This circular summarizes the results of recent studies of Lake Mead and its environs. Area-capacity tables, prepared on the basis of a hydrographic survey of the lake in 1948-49, show that the capacity of the reservoir was reduced 4.9 percent during the first 14 years after Hoover Dam was completed, but the usable capacity was reduced only 3.2 percent. Practically all of this reduction was caused by accumulation of sediment in the reservoir. Studies of inflow and outflow indicate that the reservoir has a total storage capacity about 12 percent greater than that shown by the area-capacity table, because of 'bank' storage, or ground-water storage in the bottom and sides of the reservoir. Thus the total capacity in 1949 was greater than the quantity shown by the original area-capacity table, even though large quantities of sediment had been deposited in the reservoir during the 14 years.
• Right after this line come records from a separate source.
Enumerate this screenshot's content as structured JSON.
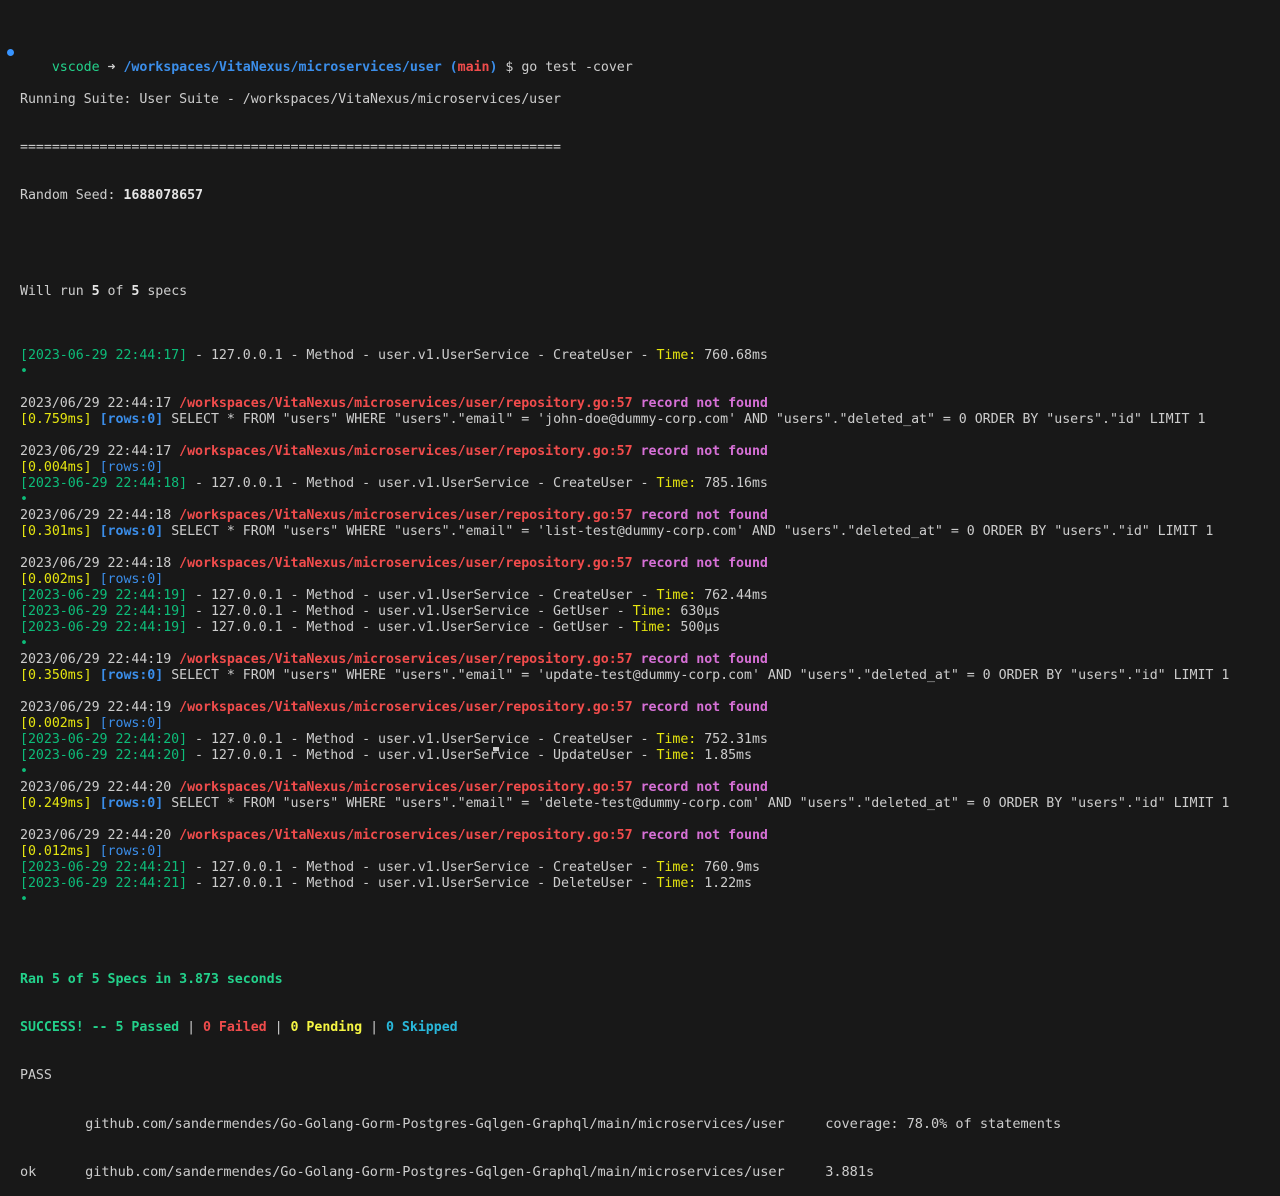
{
  "prompt": {
    "user": "vscode",
    "arrow": "➜",
    "cwd": "/workspaces/VitaNexus/microservices/user",
    "branch": "main",
    "symbol": "$",
    "command": "go test -cover"
  },
  "suite": {
    "running": "Running Suite: User Suite - /workspaces/VitaNexus/microservices/user",
    "separator": "====================================================================",
    "seed_label": "Random Seed: ",
    "seed_value": "1688078657",
    "will_run_prefix": "Will run ",
    "will_run_count": "5",
    "will_run_of": " of ",
    "will_run_total": "5",
    "will_run_suffix": " specs"
  },
  "common": {
    "bullet": "•",
    "rpc_mid": " - 127.0.0.1 - Method - user.v1.UserService - ",
    "time_label": "Time:",
    "repo_path": "/workspaces/VitaNexus/microservices/user/repository.go:57",
    "not_found": "record not found",
    "rows": "[rows:0]",
    "sql_pre": " SELECT * FROM \"users\" WHERE \"users\".\"email\" = '",
    "sql_post": "' AND \"users\".\"deleted_at\" = 0 ORDER BY \"users\".\"id\" LIMIT 1"
  },
  "log": [
    {
      "type": "rpc",
      "ts": "[2023-06-29 22:44:17]",
      "method": "CreateUser",
      "time": "760.68ms"
    },
    {
      "type": "bullet"
    },
    {
      "type": "blank"
    },
    {
      "type": "gorm",
      "date": "2023/06/29 22:44:17"
    },
    {
      "type": "sql",
      "dur": "[0.759ms]",
      "email": "john-doe@dummy-corp.com"
    },
    {
      "type": "blank"
    },
    {
      "type": "gorm",
      "date": "2023/06/29 22:44:17"
    },
    {
      "type": "rows",
      "dur": "[0.004ms]"
    },
    {
      "type": "rpc",
      "ts": "[2023-06-29 22:44:18]",
      "method": "CreateUser",
      "time": "785.16ms"
    },
    {
      "type": "bullet"
    },
    {
      "type": "gorm",
      "date": "2023/06/29 22:44:18"
    },
    {
      "type": "sql",
      "dur": "[0.301ms]",
      "email": "list-test@dummy-corp.com"
    },
    {
      "type": "blank"
    },
    {
      "type": "gorm",
      "date": "2023/06/29 22:44:18"
    },
    {
      "type": "rows",
      "dur": "[0.002ms]"
    },
    {
      "type": "rpc",
      "ts": "[2023-06-29 22:44:19]",
      "method": "CreateUser",
      "time": "762.44ms"
    },
    {
      "type": "rpc",
      "ts": "[2023-06-29 22:44:19]",
      "method": "GetUser",
      "time": "630µs"
    },
    {
      "type": "rpc",
      "ts": "[2023-06-29 22:44:19]",
      "method": "GetUser",
      "time": "500µs"
    },
    {
      "type": "bullet"
    },
    {
      "type": "gorm",
      "date": "2023/06/29 22:44:19"
    },
    {
      "type": "sql",
      "dur": "[0.350ms]",
      "email": "update-test@dummy-corp.com"
    },
    {
      "type": "blank"
    },
    {
      "type": "gorm",
      "date": "2023/06/29 22:44:19"
    },
    {
      "type": "rows",
      "dur": "[0.002ms]"
    },
    {
      "type": "rpc",
      "ts": "[2023-06-29 22:44:20]",
      "method": "CreateUser",
      "time": "752.31ms"
    },
    {
      "type": "rpc",
      "ts": "[2023-06-29 22:44:20]",
      "method": "UpdateUser",
      "time": "1.85ms"
    },
    {
      "type": "bullet"
    },
    {
      "type": "gorm",
      "date": "2023/06/29 22:44:20"
    },
    {
      "type": "sql",
      "dur": "[0.249ms]",
      "email": "delete-test@dummy-corp.com"
    },
    {
      "type": "blank"
    },
    {
      "type": "gorm",
      "date": "2023/06/29 22:44:20"
    },
    {
      "type": "rows",
      "dur": "[0.012ms]"
    },
    {
      "type": "rpc",
      "ts": "[2023-06-29 22:44:21]",
      "method": "CreateUser",
      "time": "760.9ms"
    },
    {
      "type": "rpc",
      "ts": "[2023-06-29 22:44:21]",
      "method": "DeleteUser",
      "time": "1.22ms"
    },
    {
      "type": "bullet"
    },
    {
      "type": "blank"
    }
  ],
  "summary": {
    "ran": "Ran 5 of 5 Specs in 3.873 seconds",
    "success": "SUCCESS! -- 5 Passed",
    "sep": " | ",
    "failed": "0 Failed",
    "pending": "0 Pending",
    "skipped": "0 Skipped",
    "pass": "PASS",
    "coverage_line": "        github.com/sandermendes/Go-Golang-Gorm-Postgres-Gqlgen-Graphql/main/microservices/user     coverage: 78.0% of statements",
    "ok_line": "ok      github.com/sandermendes/Go-Golang-Gorm-Postgres-Gqlgen-Graphql/main/microservices/user     3.881s"
  }
}
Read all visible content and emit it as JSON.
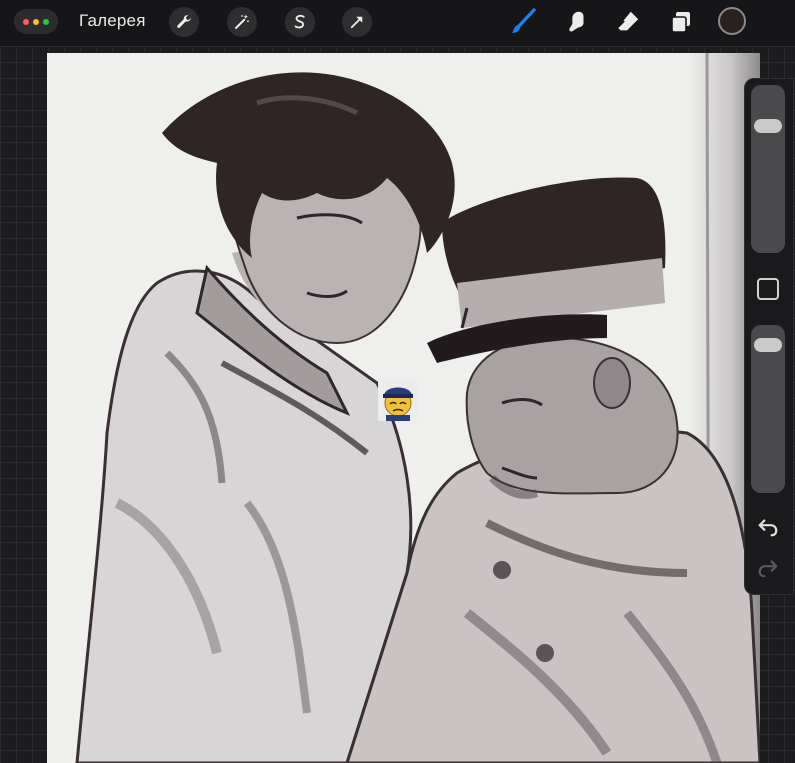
{
  "toolbar": {
    "gallery_label": "Галерея",
    "left_tools": [
      "wrench-icon",
      "magic-wand-icon",
      "selection-icon",
      "transform-arrow-icon"
    ],
    "right_tools": [
      "brush-icon",
      "smudge-icon",
      "eraser-icon",
      "layers-icon"
    ],
    "active_tool": "brush-icon",
    "current_color": "#2a2020",
    "accent_color": "#1f7ef0"
  },
  "sidebar": {
    "brush_size_level": 0.2,
    "opacity_level": 0.05,
    "controls": [
      "brush-size-slider",
      "modify-button",
      "opacity-slider",
      "undo-icon",
      "redo-icon"
    ]
  }
}
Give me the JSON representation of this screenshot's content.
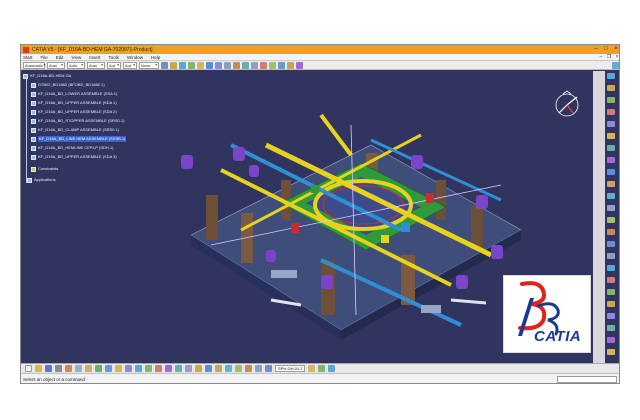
{
  "window": {
    "title": "CATIA V5 - [KF_D16A-BD-HEM GA-7020971-Product]",
    "icon": "catia-app-icon",
    "controls": [
      "–",
      "□",
      "×"
    ]
  },
  "menubar": {
    "items": [
      "Start",
      "File",
      "Edit",
      "View",
      "Insert",
      "Tools",
      "Window",
      "Help"
    ]
  },
  "toolbar": {
    "combos": [
      {
        "value": "Automatic"
      },
      {
        "value": "Auto"
      },
      {
        "value": "Auto"
      },
      {
        "value": "Auto"
      },
      {
        "value": "Aut"
      },
      {
        "value": "Aut"
      },
      {
        "value": "None"
      }
    ]
  },
  "tree": {
    "nodes": [
      {
        "label": "KF_D16A-BD-HEM GA"
      },
      {
        "label": "DTB02_BD1882 (BFOBD_BD1882.1)"
      },
      {
        "label": "KF_D16A_BD_LOWER ASSEMBLE (SSA 1)"
      },
      {
        "label": "KF_D16A_BD_UPPER ASSEMBLE (SDA 1)"
      },
      {
        "label": "KF_D16A_BD_UPPER ASSEMBLE (SDA 2)"
      },
      {
        "label": "KF_D16A_BD_STOPPER ASSEMBLE (SRS0.1)"
      },
      {
        "label": "KF_D16A_BD_CLAMP ASSEMBLE (SRS0.1)"
      },
      {
        "label": "KF_D16A_BD_LINE HEM ASSEMBLE (SSSB.1)"
      },
      {
        "label": "KF_D16A_BD_HEMLINE CEP.LP (SDH.1)"
      },
      {
        "label": "KF_D16A_BD_UPPER ASSEMBLE (SDA 3)"
      },
      {
        "label": "Constraints"
      },
      {
        "label": "Applications"
      }
    ],
    "selected_index": 7
  },
  "bottombar": {
    "combo_value": "SPH-GH.01.2"
  },
  "statusbar": {
    "text": "Select an object or a command"
  },
  "logo": {
    "wordmark": "CATIA",
    "brand_colors": {
      "red": "#e2231a",
      "blue": "#1b3b8f"
    }
  },
  "colors": {
    "viewport_bg": "#31345f",
    "title_bar": "#f0a21c",
    "selection": "#3b62c9",
    "model_yellow": "#e7d21e",
    "model_blue": "#2f8fd6",
    "model_green": "#2e9a3b",
    "model_purple": "#7a45c9",
    "model_red": "#c62e2e",
    "model_brown": "#6e5038"
  }
}
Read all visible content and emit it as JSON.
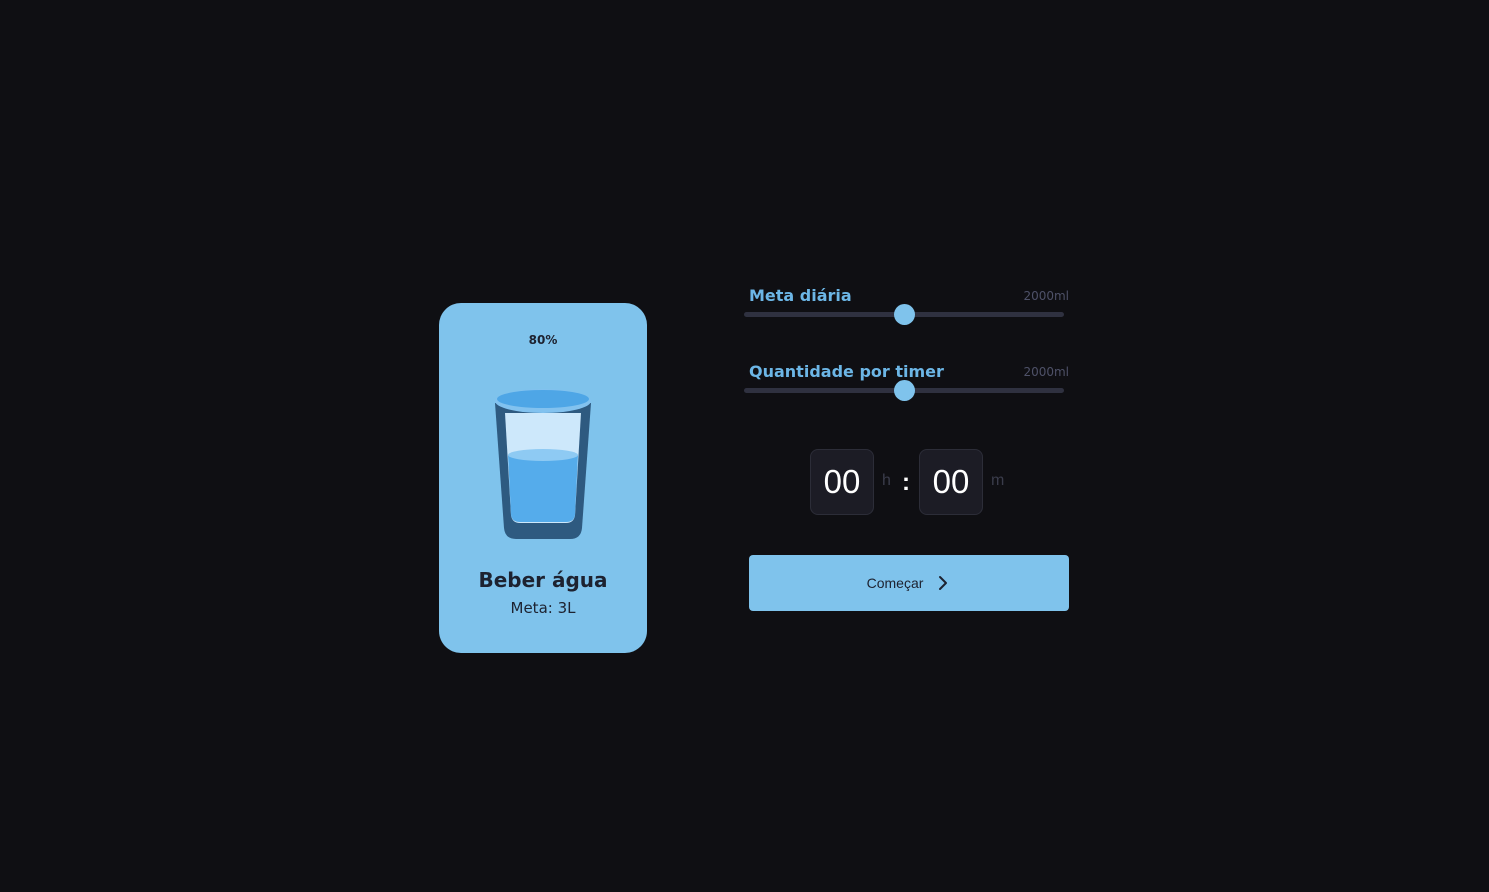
{
  "card": {
    "percent": "80%",
    "progress": 0.8,
    "title": "Beber água",
    "subtitle": "Meta: 3L",
    "icon": "water-glass-icon"
  },
  "sliders": [
    {
      "label": "Meta diária",
      "value_text": "2000ml",
      "position": 0.5
    },
    {
      "label": "Quantidade por timer",
      "value_text": "2000ml",
      "position": 0.5
    }
  ],
  "timer": {
    "hours": "00",
    "hours_unit": "h",
    "separator": ":",
    "minutes": "00",
    "minutes_unit": "m"
  },
  "start_button": {
    "label": "Começar",
    "icon": "chevron-right-icon"
  },
  "colors": {
    "background": "#0f0f13",
    "accent": "#7fc3ec",
    "track": "#2f3140",
    "text_dark": "#1d2230"
  }
}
According to computations of the volume and weight of the accumulated sediment, about 2,000 million tons were deposited in the reservoir by the Colorado River in 14 years; this is within 2 percent of the amount calculated from measurements of the suspended sediment carried by the in flowing rivers. It is estimated that the sediment capacity of the reservoir, when filled to the level of the permanent spillway crest, is about 75,000 million tons. The sediment contributed by the Colorado River averages about 45 percent sand and 55 percent silt and clay.
If the sediment carried by the river in the years 1926-50 represents the long-term average rate of accumulation in Lake Mead, it will be a century before the sediment at the dam reaches the level of the lowest gates in the intake towers, and more than 4 centuries before the reservoir is filled with sediment to the level of the permanent spillway crest. The rate of sedimentation since the first year of Lake Mead (1935) has been about 20 percent lower, and if that rate continues in the future, the life of the reservoir will be correspondingly greater. Construction of upstream reservoirs to capture some of the inflowing sediment, or transportation of sediment in the outflow through Hoover Dam, would also increase the life of the reservoir.
In the first 12 years of Lake Mead, the dissolved mineral matter in the outflowing water was significantly greater than the average in the in flowing water, owing in part to solution of gypsum and rock salt from the bed of the reservoir. Currently the increased dissolved solids in the outflowing water can be accounted for almost entirely by evaporation from the reservoir, which is about 5 fo 7 percent of the annual inflow. The water from Lake Mead is habitually of better quality than that diverted from the river for irrigation prior to regulation by Hoover Dam, because it represents an average of the poor water of low stages and the excellent water from melting snow.
Geodetic surveys of the Lake Mead area show that the weight of water has caused subsidence of the earth's crust amounting to about 120 millimeter at Hoover Dam, and an even greater amount in the principal area of storage in the reservoir.